Before using the Impala API to perform bulk data loads, install the Hadoop command line utility on the host where the Virtual DataPort server runs. It is included in the client distribution, which can be downloaded from the Hadoop site.

After this, when enabling “Use bulk data load API” on the “Read & Write” tab of the data source, do the following:

  • In the Hadoop executable location box, enter the path to the executable hadoop.cmd on Windows and hadoop on Linux.
  • In HDFS URI, enter the URI to which Virtual DataPort will upload the data file. For example: hdfs://acme-node1.denodo.com/user/admin/data/

At runtime, to upload the data, Virtual DataPort does two things:

  1. It uploads the temporary data files to the Impala distributed file system (HDFS).

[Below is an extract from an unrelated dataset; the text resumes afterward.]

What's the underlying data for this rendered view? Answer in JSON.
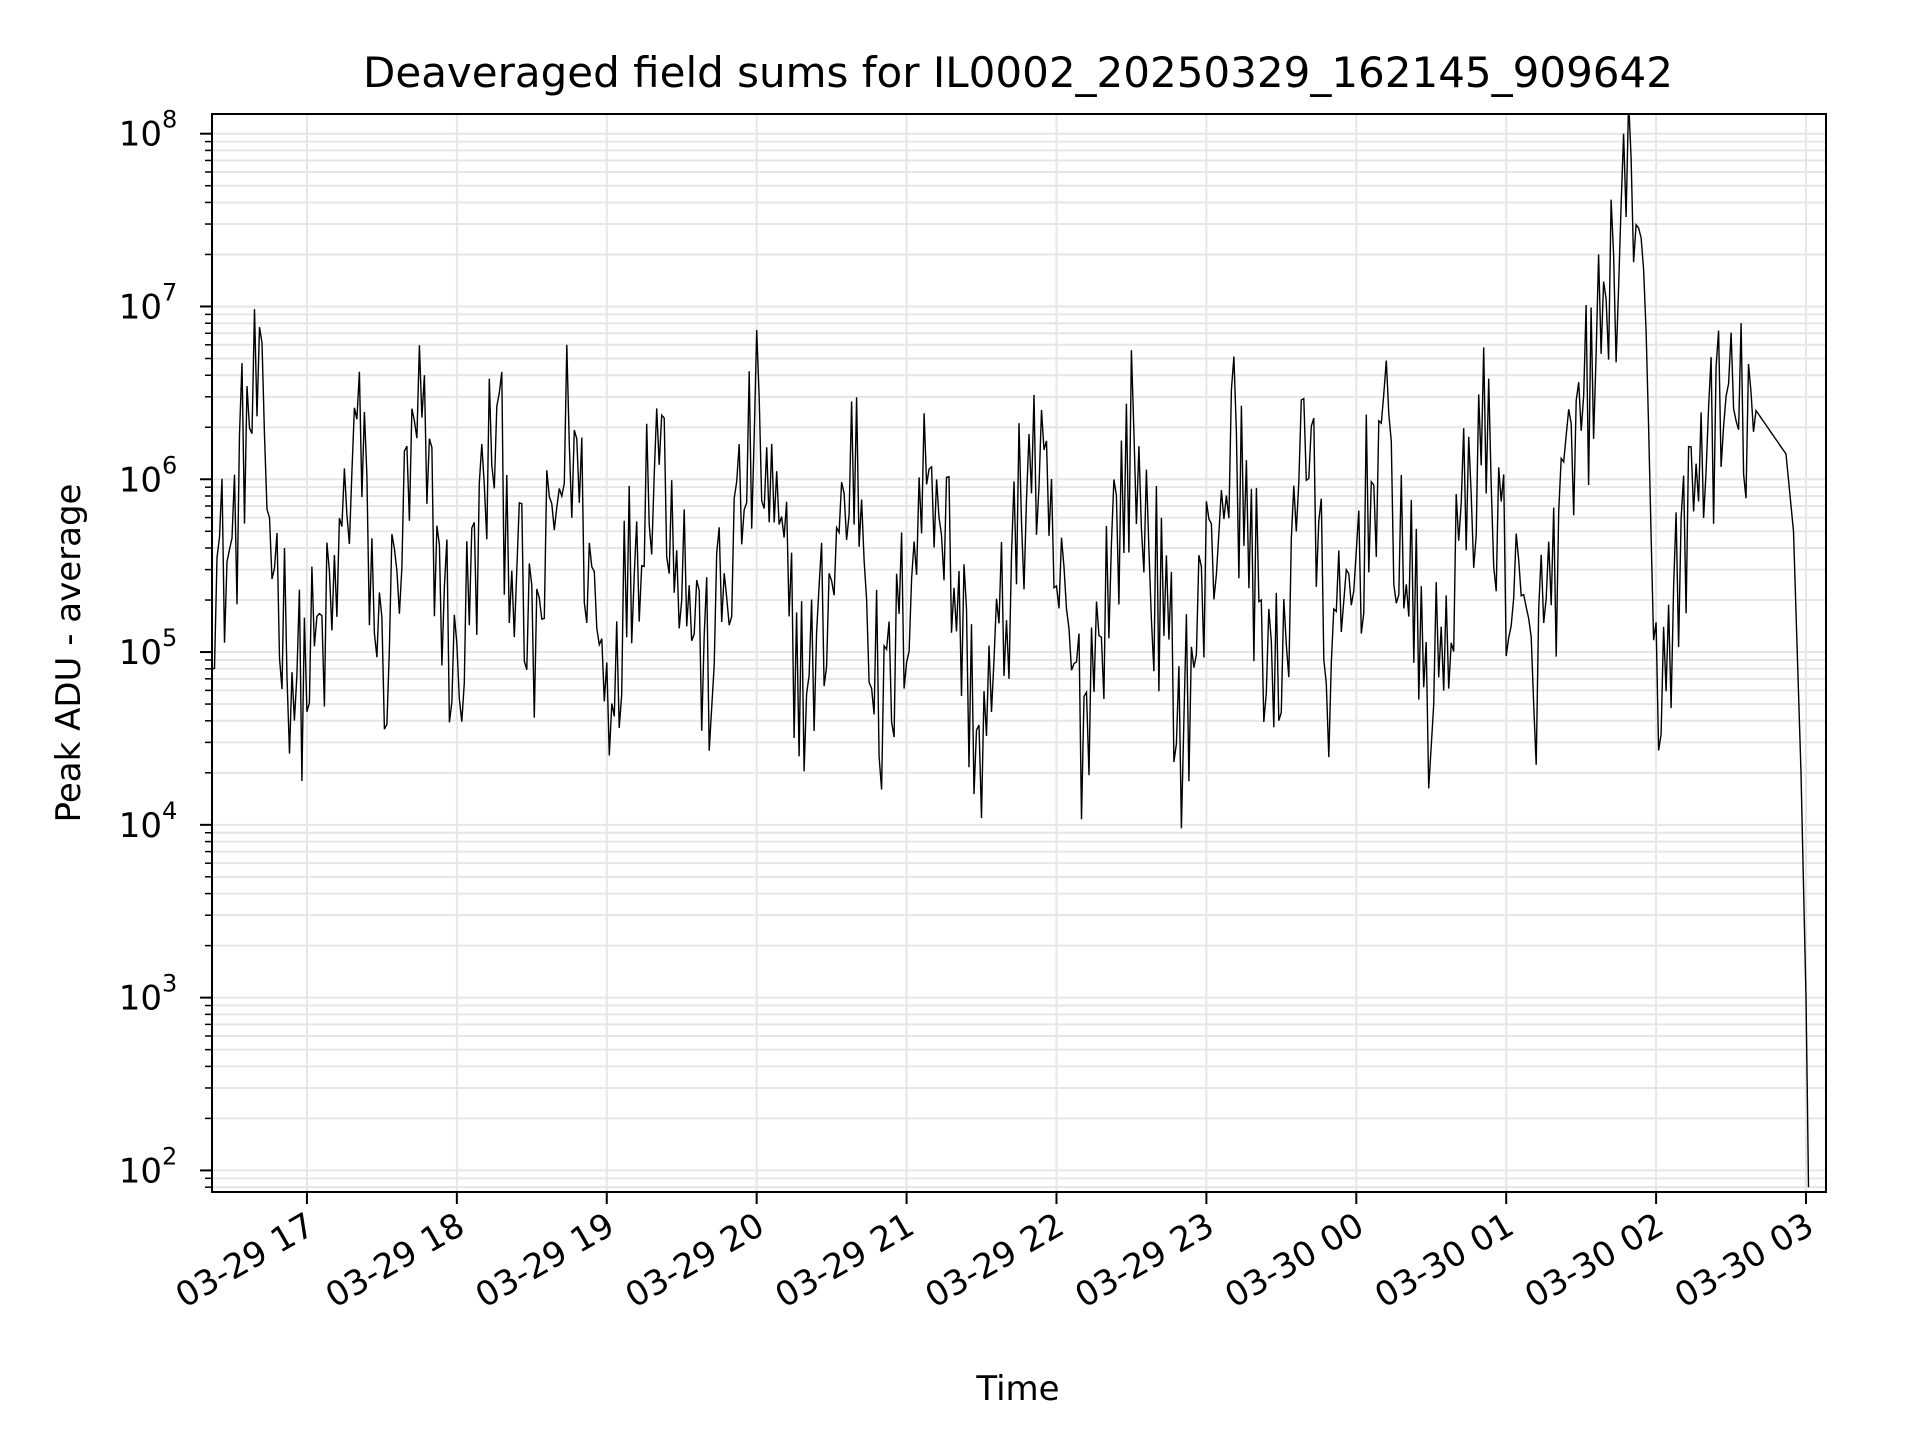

    To do this, it executes the command hadoop.cmd fs put... locally, on the host where the Virtual DataPort server runs.

    Depending on the configuration of Impala, sometimes you need to export the environment variable HADOOP_USER_NAME with the user name of the data source so the next step of the process can be completed.

    To execute this command, Virtual DataPort does not use the credentials of the data source. It just executes that command. Therefore, the HDFS system has to be configured to allow connections from this host. For example, by setting up an SSH key on the host where Virtual DataPort runs that allows this connection.

  2. It creates the tables in Impala associated to the data uploaded in the step #1.

    To do this, it connects to Impala using the credentials of the JDBC data source and executes LOAD DATA INPATH .... To complete this command, the user needs to have access to the files uploaded in the first step.